事務所哲学

もちろん、私も、コンサルティングを行う上での「手法」なるものは持っています。しかし、自分の「手法」の押し付けだけは、絶対にしないようにしています。なぜか?「経営の真の課題は現場にある、その解決策も現場にある」と信じて疑わないからです。

ですから、私は、現場社員の皆様との時間をタップリ取ることにしています。ときに、社員の皆様と共に汗を流して作業し、ときに社員の皆様と熱く議論を交わしていきます。そのプロセスの中で、ふと湧く疑問こそが「経営の真の課題」であり、ふと閃く気付きこそが「真の解決策」であったというケースを多々見てきました。

当然、企業という組織の発展は、最重要テーマです。私も、それを目指します。しかし、企業は、社員、つまり人が集うことによって成立しています。人それぞれに人生ドラマがあります。その人生ドラマを肌で直に感じながら、仕事をさせて頂きたい、仕事をしなければと常日頃から考えています。

「私をコンサルタントとしではなく、一社員と思って接してください!」。私が、クライアント様によく申し上げる言葉です。社員の皆様は、全力で私にぶつかってきてください。
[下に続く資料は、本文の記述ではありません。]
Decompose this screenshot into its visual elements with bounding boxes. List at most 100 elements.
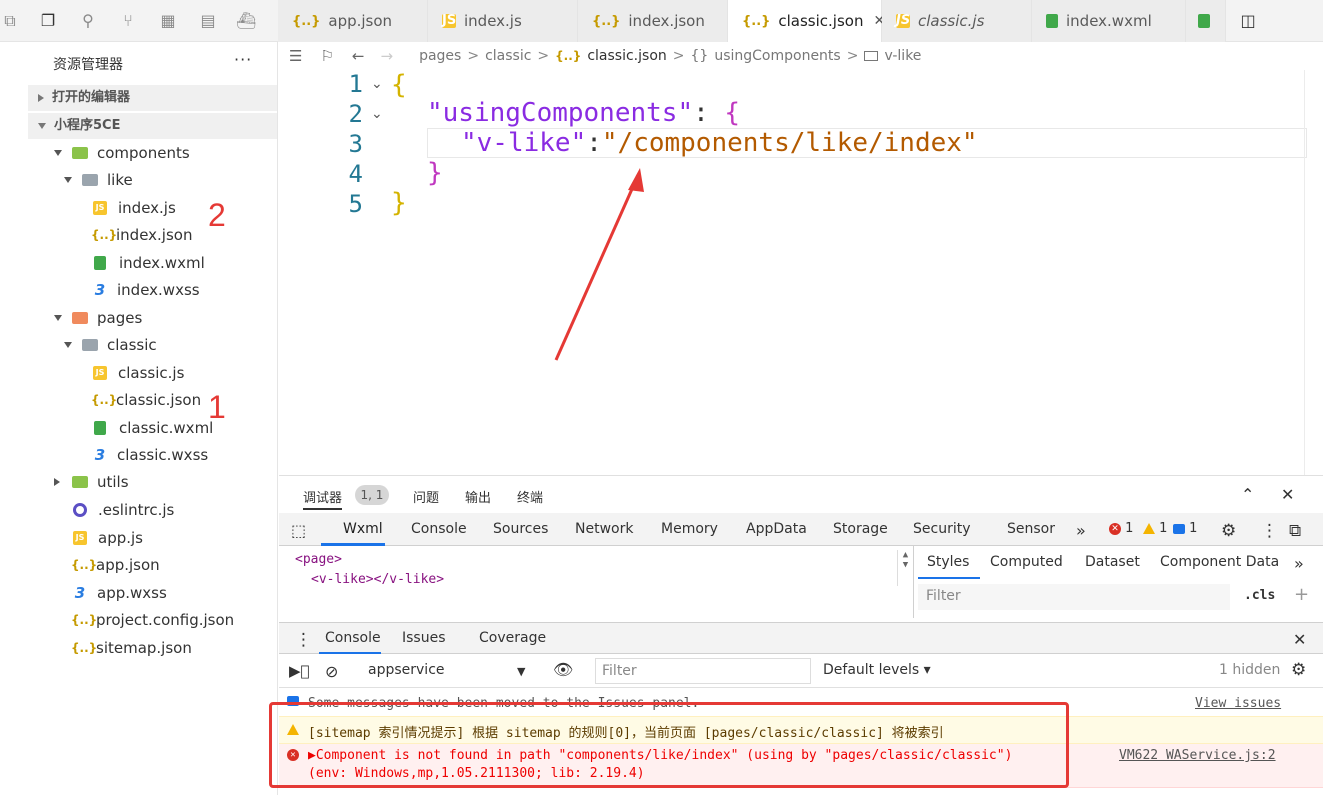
docker-icon[interactable]: ⛴ (236, 11, 256, 31)
undock-icon[interactable]: ⧉ (1289, 521, 1301, 541)
dom-node-page[interactable]: <page> (295, 552, 342, 567)
drawer-tab-issues[interactable]: Issues (402, 630, 446, 646)
tree-file-app-wxss[interactable]: 3 app.wxss (72, 580, 167, 606)
tab-sensor[interactable]: Sensor (1007, 521, 1055, 537)
bookmark-icon[interactable]: ⚐ (320, 47, 333, 65)
tree-file-eslintrc[interactable]: .eslintrc.js (73, 497, 174, 523)
tab-dataset[interactable]: Dataset (1085, 554, 1140, 570)
drawer-tab-coverage[interactable]: Coverage (479, 630, 546, 646)
eye-icon[interactable]: 👁 (553, 660, 573, 679)
tab-network[interactable]: Network (575, 521, 633, 537)
more-actions-icon[interactable]: ··· (234, 50, 252, 69)
more-tabs-icon[interactable]: » (1294, 554, 1304, 573)
code-editor[interactable]: 1 2 3 4 5 ⌄ ⌄ { "usingComponents": { "v-… (279, 70, 1323, 475)
tab-sources[interactable]: Sources (493, 521, 548, 537)
fold-chevron-icon[interactable]: ⌄ (371, 76, 383, 92)
files-icon[interactable]: ❐ (38, 11, 58, 31)
tab-index-wxml[interactable]: index.wxml (1032, 0, 1186, 42)
open-editors-section[interactable]: 打开的编辑器 (28, 85, 277, 111)
tree-file-index-json[interactable]: {..} index.json (91, 222, 192, 248)
tab-app-json[interactable]: {..} app.json (278, 0, 428, 42)
tab-memory[interactable]: Memory (661, 521, 718, 537)
drawer-tab-console[interactable]: Console (325, 630, 381, 646)
tab-console[interactable]: Console (411, 521, 467, 537)
tab-storage[interactable]: Storage (833, 521, 888, 537)
extensions-icon[interactable]: ▦ (158, 11, 178, 31)
close-icon[interactable]: ✕ (1293, 630, 1306, 649)
drawer-menu-icon[interactable]: ⋮ (295, 630, 312, 650)
console-settings-icon[interactable]: ⚙ (1291, 660, 1306, 680)
tab-terminal[interactable]: 终端 (517, 487, 543, 506)
tree-file-index-wxml[interactable]: index.wxml (94, 250, 205, 276)
tab-index-json[interactable]: {..} index.json (578, 0, 728, 42)
tab-styles[interactable]: Styles (927, 554, 969, 570)
tree-file-index-wxss[interactable]: 3 index.wxss (92, 277, 200, 303)
tree-folder-utils[interactable]: utils (54, 469, 129, 495)
tab-security[interactable]: Security (913, 521, 971, 537)
add-style-icon[interactable]: + (1294, 584, 1309, 605)
warning-counter[interactable]: 1 (1143, 521, 1167, 536)
kebab-menu-icon[interactable]: ⋮ (1261, 521, 1278, 541)
breadcrumb-item-pages[interactable]: pages (419, 48, 461, 64)
sidebar-toggle-icon[interactable]: ▶⃞ (289, 662, 310, 680)
breadcrumb-item-vlike[interactable]: v-like (884, 48, 921, 64)
tree-file-project-config[interactable]: {..} project.config.json (71, 607, 234, 633)
forward-arrow-icon[interactable]: → (380, 47, 393, 65)
tab-component-data[interactable]: Component Data (1160, 554, 1279, 570)
tab-computed[interactable]: Computed (990, 554, 1063, 570)
more-tabs-icon[interactable]: » (1076, 521, 1086, 540)
view-issues-link[interactable]: View issues (1195, 696, 1281, 711)
breadcrumb-item-usingcomponents[interactable]: usingComponents (714, 48, 840, 64)
list-icon[interactable]: ☰ (289, 47, 302, 65)
search-icon[interactable]: ⚲ (78, 11, 98, 31)
tree-folder-like[interactable]: like (64, 167, 133, 193)
tab-output[interactable]: 输出 (465, 487, 491, 506)
tree-file-classic-wxml[interactable]: classic.wxml (94, 415, 213, 441)
error-counter[interactable]: ✕ 1 (1109, 521, 1133, 536)
tab-classic-json[interactable]: {..} classic.json ✕ (728, 0, 885, 42)
context-select[interactable]: appservice (368, 662, 445, 678)
back-arrow-icon[interactable]: ← (352, 47, 365, 65)
tree-file-classic-wxss[interactable]: 3 classic.wxss (92, 442, 208, 468)
error-source-link[interactable]: VM622 WAService.js:2 (1119, 748, 1276, 763)
cls-toggle[interactable]: .cls (1244, 588, 1275, 603)
tab-wxml[interactable]: Wxml (343, 521, 383, 537)
breadcrumb-item-classic[interactable]: classic (485, 48, 531, 64)
tree-folder-pages[interactable]: pages (54, 305, 142, 331)
project-section[interactable]: 小程序5CE (28, 113, 277, 139)
dom-scrollbar[interactable]: ▲ ▼ (897, 550, 913, 586)
console-filter-input[interactable]: Filter (595, 658, 811, 684)
editor-scrollbar[interactable] (1304, 70, 1323, 475)
tree-file-classic-js[interactable]: JS classic.js (93, 360, 184, 386)
dropdown-arrow-icon[interactable]: ▼ (517, 665, 525, 678)
close-icon[interactable]: ✕ (1281, 485, 1294, 504)
fold-chevron-icon[interactable]: ⌄ (371, 106, 383, 122)
breadcrumb-item-file[interactable]: classic.json (587, 48, 666, 64)
dom-node-vlike[interactable]: <v-like></v-like> (311, 572, 444, 587)
tree-file-app-js[interactable]: JS app.js (73, 525, 143, 551)
gear-icon[interactable]: ⚙ (1221, 521, 1236, 541)
inspect-element-icon[interactable]: ⬚ (291, 521, 306, 540)
tab-index-js[interactable]: JS index.js (428, 0, 578, 42)
styles-filter-input[interactable]: Filter (918, 584, 1230, 610)
tree-file-classic-json[interactable]: {..} classic.json (91, 387, 201, 413)
split-editor-icon[interactable]: ◫ (1238, 11, 1258, 31)
tree-file-sitemap[interactable]: {..} sitemap.json (71, 635, 192, 661)
tab-problems[interactable]: 问题 (413, 487, 439, 506)
explorer-edge-icon[interactable]: ⧉ (0, 11, 20, 31)
storage-icon[interactable]: ▤ (198, 11, 218, 31)
tab-appdata[interactable]: AppData (746, 521, 807, 537)
source-control-icon[interactable]: ⑂ (118, 11, 138, 31)
tree-file-index-js[interactable]: JS index.js (93, 195, 176, 221)
tab-overflow[interactable] (1186, 0, 1226, 42)
chevron-up-icon[interactable]: ⌃ (1241, 485, 1254, 504)
log-levels-select[interactable]: Default levels ▾ (823, 662, 931, 678)
tab-classic-js[interactable]: JS classic.js (882, 0, 1032, 42)
tree-folder-classic[interactable]: classic (64, 332, 157, 358)
tree-file-app-json[interactable]: {..} app.json (71, 552, 160, 578)
tree-folder-components[interactable]: components (54, 140, 190, 166)
wxml-dom-tree[interactable]: <page> <v-like></v-like> ▲ ▼ (279, 546, 914, 618)
tab-debugger[interactable]: 调试器 (303, 487, 343, 510)
message-counter[interactable]: 1 (1173, 521, 1197, 536)
clear-console-icon[interactable]: ⊘ (325, 662, 338, 681)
私も、相当なストレスを感じつつも、日本のみならず、ロシアや中国の修羅場で育んだ胆力で、皆さまの思いを全身で受け止めます。

そして、究極的に、私が目指すものは何か?それは、途方にくれた社員様、疲弊した社員様が、かけがえのない戦力となることです。「もう、経営コンサルタントなんかいなくても、自分たちで何とかやっていけますよ」。このお言葉に勝るお褒めの言葉はありません。
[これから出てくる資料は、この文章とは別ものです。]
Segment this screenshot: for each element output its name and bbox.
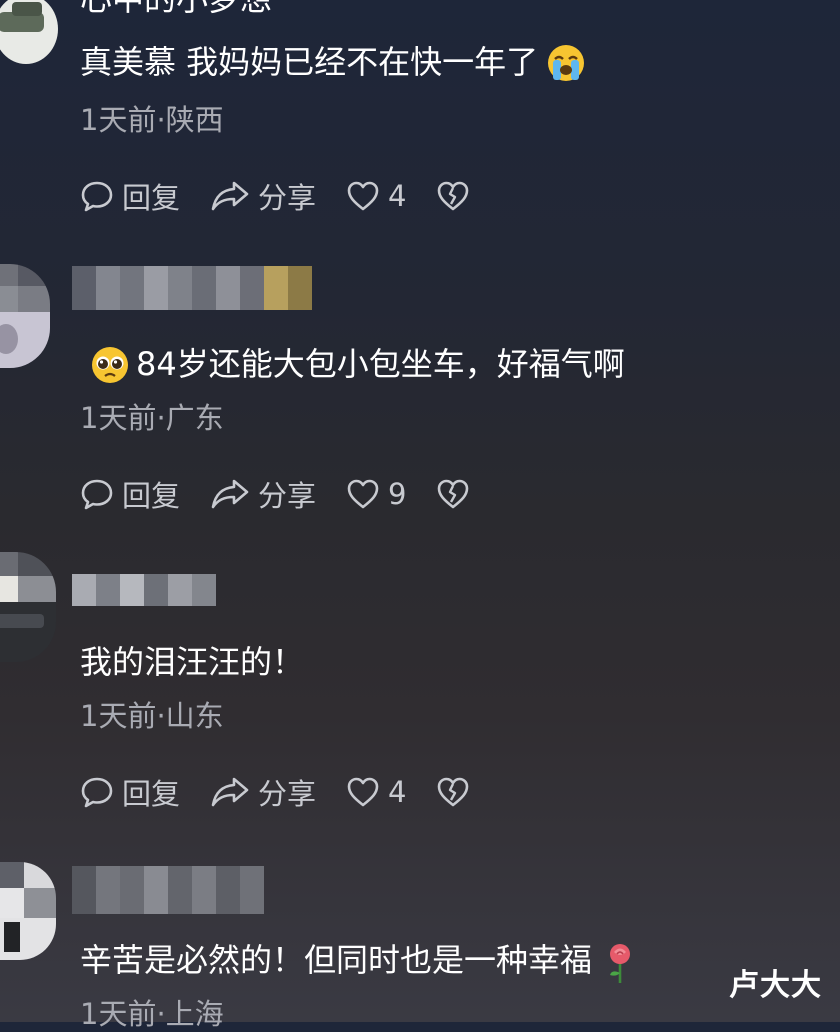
reply-label: 回复 <box>122 181 181 215</box>
heart-icon <box>347 181 379 211</box>
share-label: 分享 <box>258 181 317 215</box>
comment-text-content: 84岁还能大包小包坐车，好福气啊 <box>136 345 625 383</box>
comment-text: 我的泪汪汪的！ <box>80 643 305 681</box>
watermark: 卢大大 <box>729 968 822 1003</box>
like-count: 4 <box>388 179 407 213</box>
like-button[interactable]: 4 <box>346 775 406 809</box>
username[interactable]: 心中的小梦想 <box>80 0 272 20</box>
dislike-button[interactable] <box>436 478 470 510</box>
heart-icon <box>347 479 379 509</box>
dislike-button[interactable] <box>436 180 470 212</box>
broken-heart-icon <box>438 777 469 807</box>
dislike-button[interactable] <box>436 776 470 808</box>
reply-icon <box>81 181 113 212</box>
reply-button[interactable]: 回复 <box>80 175 180 217</box>
comment-text: 真美慕 我妈妈已经不在快一年了 <box>80 42 585 82</box>
rose-icon <box>600 941 638 983</box>
reply-icon <box>81 479 113 510</box>
share-button[interactable]: 分享 <box>210 175 316 217</box>
like-count: 4 <box>388 775 407 809</box>
comment-meta: 1天前·广东 <box>80 401 224 435</box>
comment-actions: 回复 分享 4 <box>80 176 500 216</box>
pleading-face-icon <box>90 345 128 383</box>
share-icon <box>211 181 249 211</box>
heart-icon <box>347 777 379 807</box>
comment-meta: 1天前·陕西 <box>80 103 224 137</box>
avatar[interactable] <box>0 552 56 662</box>
reply-label: 回复 <box>122 777 181 811</box>
share-label: 分享 <box>258 479 317 513</box>
share-button[interactable]: 分享 <box>210 771 316 813</box>
comment-text: 84岁还能大包小包坐车，好福气啊 <box>90 344 625 384</box>
avatar[interactable] <box>0 862 56 960</box>
comment-meta: 1天前·上海 <box>80 997 224 1031</box>
comment-actions: 回复 分享 4 <box>80 772 500 812</box>
username-blurred[interactable] <box>72 574 216 606</box>
username-blurred[interactable] <box>72 266 312 310</box>
avatar[interactable] <box>0 0 58 64</box>
username-blurred[interactable] <box>72 866 264 914</box>
like-count: 9 <box>388 477 407 511</box>
comment-text-content: 真美慕 我妈妈已经不在快一年了 <box>80 43 539 81</box>
comment-text: 辛苦是必然的！但同时也是一种幸福 <box>80 940 638 983</box>
reply-button[interactable]: 回复 <box>80 771 180 813</box>
share-icon <box>211 777 249 807</box>
like-button[interactable]: 4 <box>346 179 406 213</box>
broken-heart-icon <box>438 181 469 211</box>
comment-meta: 1天前·山东 <box>80 699 224 733</box>
reply-button[interactable]: 回复 <box>80 473 180 515</box>
loudly-crying-face-icon <box>546 43 585 81</box>
reply-icon <box>81 777 113 808</box>
broken-heart-icon <box>438 479 469 509</box>
like-button[interactable]: 9 <box>346 477 406 511</box>
share-label: 分享 <box>258 777 317 811</box>
share-icon <box>211 479 249 509</box>
comment-text-content: 辛苦是必然的！但同时也是一种幸福 <box>80 941 593 979</box>
avatar[interactable] <box>0 264 50 368</box>
comment-actions: 回复 分享 9 <box>80 474 500 514</box>
share-button[interactable]: 分享 <box>210 473 316 515</box>
reply-label: 回复 <box>122 479 181 513</box>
いや、「戦力」という言葉は、正しくないかもしれません。学校を卒業してからリタイアするまで、ほとんどの方が、会社という組織で人生の大半を過ごすことになります。その会社という場で、多くの方々の「自己実現」を微力ながらサポートさせて頂ければ、望外の喜びです。

皆さまとお会いできる日を、楽しみにしています。